Tulisan ini kami rangkum agar menunjukkan kepada Anda bahwa kewajiban ganda ini menandakan adanya pergeseran paradigma dalam hukum paten Indonesia. Hukum tidak lagi memandang lisensi sebagai kontrak perdata biasa yang sepenuhnya tunduk pada asas kebebasan berkontrak, melainkan sebagai perbuatan hukum yang memiliki dimensi publik dan berdampak pada ekosistem ekonomi yang lebih luas. Pada dasarnya, sebuah perjanjian lisensi berakar pada hukum perikatan sebagaimana diatur dalam Buku III Kitab Undang-Undang Hukum Perdata (selanjutnya disebut KUHPerdata).

Namun, UU Paten, sebagai lex specialis, menyimpangi dari asas konsensualisme murni dengan menambahkan syarat formalitas dan publisitas. Penyimpangan ini diperlukan karena objek perjanjian (yaitu paten) adalah hak eksklusif yang bersifat monopoli temporer dan diberikan oleh negara. Hak ini memiliki dampak langsung terhadap publik, termasuk kompetitor, konsumen, dan kepentingan nasional secara umum.

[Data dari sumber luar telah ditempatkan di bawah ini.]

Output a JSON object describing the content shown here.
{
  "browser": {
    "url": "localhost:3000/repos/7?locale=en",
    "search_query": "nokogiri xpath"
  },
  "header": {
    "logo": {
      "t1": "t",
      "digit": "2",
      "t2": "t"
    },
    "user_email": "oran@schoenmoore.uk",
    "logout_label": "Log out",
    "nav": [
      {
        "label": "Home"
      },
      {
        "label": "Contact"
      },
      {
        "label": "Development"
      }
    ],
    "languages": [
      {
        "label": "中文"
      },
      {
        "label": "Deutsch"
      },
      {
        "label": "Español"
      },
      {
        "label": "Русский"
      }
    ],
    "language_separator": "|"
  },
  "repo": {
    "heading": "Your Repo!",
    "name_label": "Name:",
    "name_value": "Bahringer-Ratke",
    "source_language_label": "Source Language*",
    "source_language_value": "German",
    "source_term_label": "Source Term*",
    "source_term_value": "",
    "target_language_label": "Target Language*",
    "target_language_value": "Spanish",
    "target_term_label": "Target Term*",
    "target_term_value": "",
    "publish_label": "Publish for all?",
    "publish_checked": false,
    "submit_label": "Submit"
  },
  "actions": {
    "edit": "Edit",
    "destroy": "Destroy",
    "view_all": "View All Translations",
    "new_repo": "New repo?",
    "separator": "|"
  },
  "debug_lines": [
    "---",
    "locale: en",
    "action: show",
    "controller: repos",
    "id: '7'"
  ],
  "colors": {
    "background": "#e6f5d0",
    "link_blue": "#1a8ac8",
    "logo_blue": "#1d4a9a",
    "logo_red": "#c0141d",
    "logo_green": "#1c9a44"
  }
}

Oleh karena itu, negara, melalui Direktorat Jenderal Kekayaan Intelektual (DJKI), memiliki kepentingan untuk mengetahui, mengawasi, dan mempublikasikan setiap bentuk pemanfaatan hak eksklusif tersebut. Pendaftaran berfungsi sebagai mekanisme pengawasan negara untuk memastikan perjanjian tidak memuat klausula yang merugikan kepentingan nasional sebagaimana dilarang dalam Pasal 78 UU Paten, sekaligus memberikan kepastian hukum kepada pihak ketiga.

Dengan demikian, perjanjian lisensi paten dapat dipandang sebagai sebuah kontrak hibrida yaitu Dimana ia berakar pada hukum privat, tetapi memiliki konsekuensi dan persyaratan hukum publik yang kuat. Kegagalan memenuhi syarat publik ini akan “menurunkan derajat” perjanjian tersebut, membuatnya tidak efektif terhadap dunia luar.  

Hakikat Paten sebagai Hak Eksklusif Berdasarkan Undang-Undang Nomor 13 Tahun 2016

Menurut ketentuan Pasal 1 Angka 1 UU Paten:

“Paten adalah hak eksklusif yang diberikan oleh negara kepada inventor atas hasil invensinya di bidang teknologi untuk jangka waktu tertentu melaksanakan sendiri invensi tersebut atau memberikan persetujuan kepada pihak lain untuk melaksanakannya”.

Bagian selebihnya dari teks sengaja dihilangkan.